Cross-Border Transfers of Personal Data

Hong Kong’s Personal Data (Privacy) Ordinance (PDPO) regulates the collection, storage, processing and use of personal data by public and private sector data users in Hong Kong. The Office of the Privacy Commissioner for Personal Data – known simply as ‘the Privacy Commissioner’ – administers, monitors and enforces both the PDPO as well as its six data protection principles including any cross-border transfers of personal data.

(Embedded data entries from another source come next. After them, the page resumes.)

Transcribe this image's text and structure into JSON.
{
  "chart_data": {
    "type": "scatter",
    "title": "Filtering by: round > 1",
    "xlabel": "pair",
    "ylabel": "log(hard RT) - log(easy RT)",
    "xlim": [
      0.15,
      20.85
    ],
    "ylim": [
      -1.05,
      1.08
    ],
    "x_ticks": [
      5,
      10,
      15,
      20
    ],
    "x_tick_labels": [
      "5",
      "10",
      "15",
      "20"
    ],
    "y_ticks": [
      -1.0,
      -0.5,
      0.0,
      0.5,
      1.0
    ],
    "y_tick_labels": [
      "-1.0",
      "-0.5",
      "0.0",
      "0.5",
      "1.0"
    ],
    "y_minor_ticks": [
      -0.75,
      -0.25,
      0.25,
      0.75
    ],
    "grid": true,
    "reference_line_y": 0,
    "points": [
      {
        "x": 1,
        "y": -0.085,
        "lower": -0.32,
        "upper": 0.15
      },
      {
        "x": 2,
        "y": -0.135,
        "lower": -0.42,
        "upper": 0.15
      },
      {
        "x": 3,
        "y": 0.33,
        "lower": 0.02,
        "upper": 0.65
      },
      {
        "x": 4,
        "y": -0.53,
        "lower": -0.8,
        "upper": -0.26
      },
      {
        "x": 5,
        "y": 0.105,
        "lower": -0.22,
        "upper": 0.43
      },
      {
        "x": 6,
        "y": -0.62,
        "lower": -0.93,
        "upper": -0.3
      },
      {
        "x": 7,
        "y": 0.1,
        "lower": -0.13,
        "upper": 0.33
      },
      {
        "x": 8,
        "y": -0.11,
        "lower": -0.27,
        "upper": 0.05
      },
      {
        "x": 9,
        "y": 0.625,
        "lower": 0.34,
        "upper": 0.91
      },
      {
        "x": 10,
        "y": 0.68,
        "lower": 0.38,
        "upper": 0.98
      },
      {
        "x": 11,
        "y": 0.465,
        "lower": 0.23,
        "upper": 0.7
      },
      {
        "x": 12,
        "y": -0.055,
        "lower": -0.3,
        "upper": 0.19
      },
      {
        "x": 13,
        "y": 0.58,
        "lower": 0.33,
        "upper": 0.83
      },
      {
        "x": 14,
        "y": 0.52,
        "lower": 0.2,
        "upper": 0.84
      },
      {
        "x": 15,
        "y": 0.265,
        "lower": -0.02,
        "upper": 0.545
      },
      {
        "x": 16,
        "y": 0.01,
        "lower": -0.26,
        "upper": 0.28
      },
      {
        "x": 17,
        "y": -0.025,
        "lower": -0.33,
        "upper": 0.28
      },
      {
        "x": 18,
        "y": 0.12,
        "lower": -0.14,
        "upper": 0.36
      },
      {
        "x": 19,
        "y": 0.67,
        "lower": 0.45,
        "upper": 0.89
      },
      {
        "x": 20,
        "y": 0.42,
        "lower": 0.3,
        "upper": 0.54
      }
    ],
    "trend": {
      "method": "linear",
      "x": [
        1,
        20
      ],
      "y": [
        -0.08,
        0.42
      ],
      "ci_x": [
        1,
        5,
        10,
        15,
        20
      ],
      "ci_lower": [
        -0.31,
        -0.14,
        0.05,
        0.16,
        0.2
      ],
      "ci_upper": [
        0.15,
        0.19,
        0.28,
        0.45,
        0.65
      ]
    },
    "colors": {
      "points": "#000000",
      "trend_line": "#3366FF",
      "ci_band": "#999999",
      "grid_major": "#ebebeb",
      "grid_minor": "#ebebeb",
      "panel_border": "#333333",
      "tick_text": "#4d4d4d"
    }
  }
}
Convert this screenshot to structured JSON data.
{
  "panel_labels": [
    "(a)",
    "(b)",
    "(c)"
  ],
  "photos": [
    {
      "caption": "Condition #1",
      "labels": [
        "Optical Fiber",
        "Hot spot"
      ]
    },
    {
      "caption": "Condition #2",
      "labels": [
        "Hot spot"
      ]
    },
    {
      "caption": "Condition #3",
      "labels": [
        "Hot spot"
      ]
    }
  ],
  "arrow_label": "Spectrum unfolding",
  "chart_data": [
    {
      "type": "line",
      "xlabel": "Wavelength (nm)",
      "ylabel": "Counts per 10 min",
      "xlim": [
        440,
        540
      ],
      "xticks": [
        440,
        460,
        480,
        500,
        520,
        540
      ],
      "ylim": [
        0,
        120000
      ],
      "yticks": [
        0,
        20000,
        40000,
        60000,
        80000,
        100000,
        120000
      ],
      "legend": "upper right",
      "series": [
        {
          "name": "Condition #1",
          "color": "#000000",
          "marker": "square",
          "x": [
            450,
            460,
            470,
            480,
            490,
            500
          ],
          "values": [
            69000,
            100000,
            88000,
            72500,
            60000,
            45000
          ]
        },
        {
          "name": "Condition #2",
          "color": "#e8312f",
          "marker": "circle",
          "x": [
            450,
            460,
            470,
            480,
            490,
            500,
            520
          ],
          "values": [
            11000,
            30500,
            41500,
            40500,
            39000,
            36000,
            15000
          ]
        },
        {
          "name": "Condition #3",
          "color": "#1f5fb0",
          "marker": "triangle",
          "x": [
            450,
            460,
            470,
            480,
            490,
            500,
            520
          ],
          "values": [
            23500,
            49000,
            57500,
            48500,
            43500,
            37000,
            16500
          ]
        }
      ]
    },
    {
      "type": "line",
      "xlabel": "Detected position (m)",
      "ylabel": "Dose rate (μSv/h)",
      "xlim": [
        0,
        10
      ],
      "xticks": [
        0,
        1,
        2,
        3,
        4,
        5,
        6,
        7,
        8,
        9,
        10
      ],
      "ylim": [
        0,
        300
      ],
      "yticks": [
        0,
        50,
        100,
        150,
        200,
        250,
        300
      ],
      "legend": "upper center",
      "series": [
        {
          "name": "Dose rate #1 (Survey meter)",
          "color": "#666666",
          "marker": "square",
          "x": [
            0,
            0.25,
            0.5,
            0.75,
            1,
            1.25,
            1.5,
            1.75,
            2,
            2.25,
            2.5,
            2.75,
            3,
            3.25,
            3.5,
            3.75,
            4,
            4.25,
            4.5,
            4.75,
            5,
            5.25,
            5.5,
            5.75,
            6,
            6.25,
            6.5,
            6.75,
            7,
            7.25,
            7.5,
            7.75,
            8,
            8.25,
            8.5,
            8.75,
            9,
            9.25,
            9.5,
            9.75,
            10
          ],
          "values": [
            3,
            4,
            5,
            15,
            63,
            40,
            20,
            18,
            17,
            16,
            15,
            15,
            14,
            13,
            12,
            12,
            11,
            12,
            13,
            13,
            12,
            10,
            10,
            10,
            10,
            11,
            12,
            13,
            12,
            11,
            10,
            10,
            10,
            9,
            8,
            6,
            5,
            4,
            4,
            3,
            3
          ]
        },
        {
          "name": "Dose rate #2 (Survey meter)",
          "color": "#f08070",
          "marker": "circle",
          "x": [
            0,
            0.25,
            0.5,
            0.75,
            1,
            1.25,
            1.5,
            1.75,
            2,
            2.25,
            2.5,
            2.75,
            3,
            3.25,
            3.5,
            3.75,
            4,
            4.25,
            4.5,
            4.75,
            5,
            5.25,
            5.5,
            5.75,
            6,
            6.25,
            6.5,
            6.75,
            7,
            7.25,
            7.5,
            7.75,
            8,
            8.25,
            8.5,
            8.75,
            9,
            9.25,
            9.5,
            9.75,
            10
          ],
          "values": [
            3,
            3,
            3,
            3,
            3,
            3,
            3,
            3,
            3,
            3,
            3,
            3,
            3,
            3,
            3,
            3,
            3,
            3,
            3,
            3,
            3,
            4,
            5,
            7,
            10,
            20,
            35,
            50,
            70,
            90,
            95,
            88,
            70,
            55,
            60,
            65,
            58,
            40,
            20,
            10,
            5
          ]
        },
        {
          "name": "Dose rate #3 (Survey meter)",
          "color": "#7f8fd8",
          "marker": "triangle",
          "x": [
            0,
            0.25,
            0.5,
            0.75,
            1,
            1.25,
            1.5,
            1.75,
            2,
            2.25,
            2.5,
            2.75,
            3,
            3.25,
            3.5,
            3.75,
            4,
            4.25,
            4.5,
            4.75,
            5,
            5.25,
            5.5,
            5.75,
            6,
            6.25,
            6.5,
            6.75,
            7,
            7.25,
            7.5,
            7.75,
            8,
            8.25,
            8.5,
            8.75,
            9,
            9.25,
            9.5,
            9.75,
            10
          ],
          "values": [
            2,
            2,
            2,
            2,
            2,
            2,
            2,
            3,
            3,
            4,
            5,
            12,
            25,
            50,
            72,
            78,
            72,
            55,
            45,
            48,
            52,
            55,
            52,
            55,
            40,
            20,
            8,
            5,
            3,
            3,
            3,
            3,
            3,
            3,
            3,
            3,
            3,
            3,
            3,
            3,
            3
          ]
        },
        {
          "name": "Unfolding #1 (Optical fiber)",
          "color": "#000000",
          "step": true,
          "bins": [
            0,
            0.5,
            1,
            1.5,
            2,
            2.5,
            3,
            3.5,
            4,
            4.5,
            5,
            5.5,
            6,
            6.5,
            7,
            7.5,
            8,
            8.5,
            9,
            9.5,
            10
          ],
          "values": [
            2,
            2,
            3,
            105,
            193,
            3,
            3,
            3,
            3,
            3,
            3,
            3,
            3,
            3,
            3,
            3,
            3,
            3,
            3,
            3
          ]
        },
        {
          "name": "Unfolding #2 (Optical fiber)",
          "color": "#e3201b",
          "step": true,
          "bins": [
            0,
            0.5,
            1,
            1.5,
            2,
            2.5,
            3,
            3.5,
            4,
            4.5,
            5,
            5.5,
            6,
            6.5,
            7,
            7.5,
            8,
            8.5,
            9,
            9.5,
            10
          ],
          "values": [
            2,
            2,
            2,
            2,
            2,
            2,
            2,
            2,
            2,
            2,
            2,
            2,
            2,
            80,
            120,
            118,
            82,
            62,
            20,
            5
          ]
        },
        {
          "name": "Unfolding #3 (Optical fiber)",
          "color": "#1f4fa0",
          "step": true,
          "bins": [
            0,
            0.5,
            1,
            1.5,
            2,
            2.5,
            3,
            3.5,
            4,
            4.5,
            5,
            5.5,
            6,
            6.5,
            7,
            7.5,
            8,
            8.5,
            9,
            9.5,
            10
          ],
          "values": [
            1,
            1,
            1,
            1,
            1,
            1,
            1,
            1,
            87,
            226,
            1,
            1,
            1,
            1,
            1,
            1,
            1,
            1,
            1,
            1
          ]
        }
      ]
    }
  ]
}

Section 33 of the PDPO prohibits the transfer of personal data outside Hong Kong unless certain conditions are fulfilled, including informing data subjects before collecting personal data of its intended use and who it could be shared with; legal basis and purposes for which transfer may occur and any restrictions that exist for that transfer.

Still, companies have many ways of sending personal data abroad without formal permission under the PDPO, leaving some companies uncertain as to whether their moves are compliant. Padraig Walsh from Tanner De Witt’s Data Privacy practice group explores key points to keep in mind in this instance.

Reminding ourselves that personal data as defined by PDPO is broad. It covers any information pertaining to an identifiable natural person. This may include name, ID number, location data or an online identifier as well as aspects specific to physical, physiological, genetic, mental, economic cultural and social identity of that individual.

The Privacy Commissioner has released two sets of recommended model contractual clauses designed to meet different scenarios; one set for data transfers between Hong Kong entities and those located outside but where data processing cycles take place within Hong Kong. Both sets aim to ensure data users abide by statutory requirements under PDPO/DPPs/section 33 when dealing with data users.

Although Hong Kong law does not stipulate restrictions for transfer outside Hong Kong, certain other jurisdictions provide for similar limitations – including laws in Europe that require consent of data subjects before providing personal data to third parties and require adequate protection of that data.

As Hong Kong progresses towards full implementation of the “one country, two systems” principle with mainland China under new leadership, demand will likely increase for efficient and reliable means of exchanging personal data between Hong Kong and mainland China. It remains to be seen what form this change takes; at this stage however, no updates to PDPO’s Section 33 seem likely and explicit consent from data subjects remains required prior to transfer out of Hong Kong.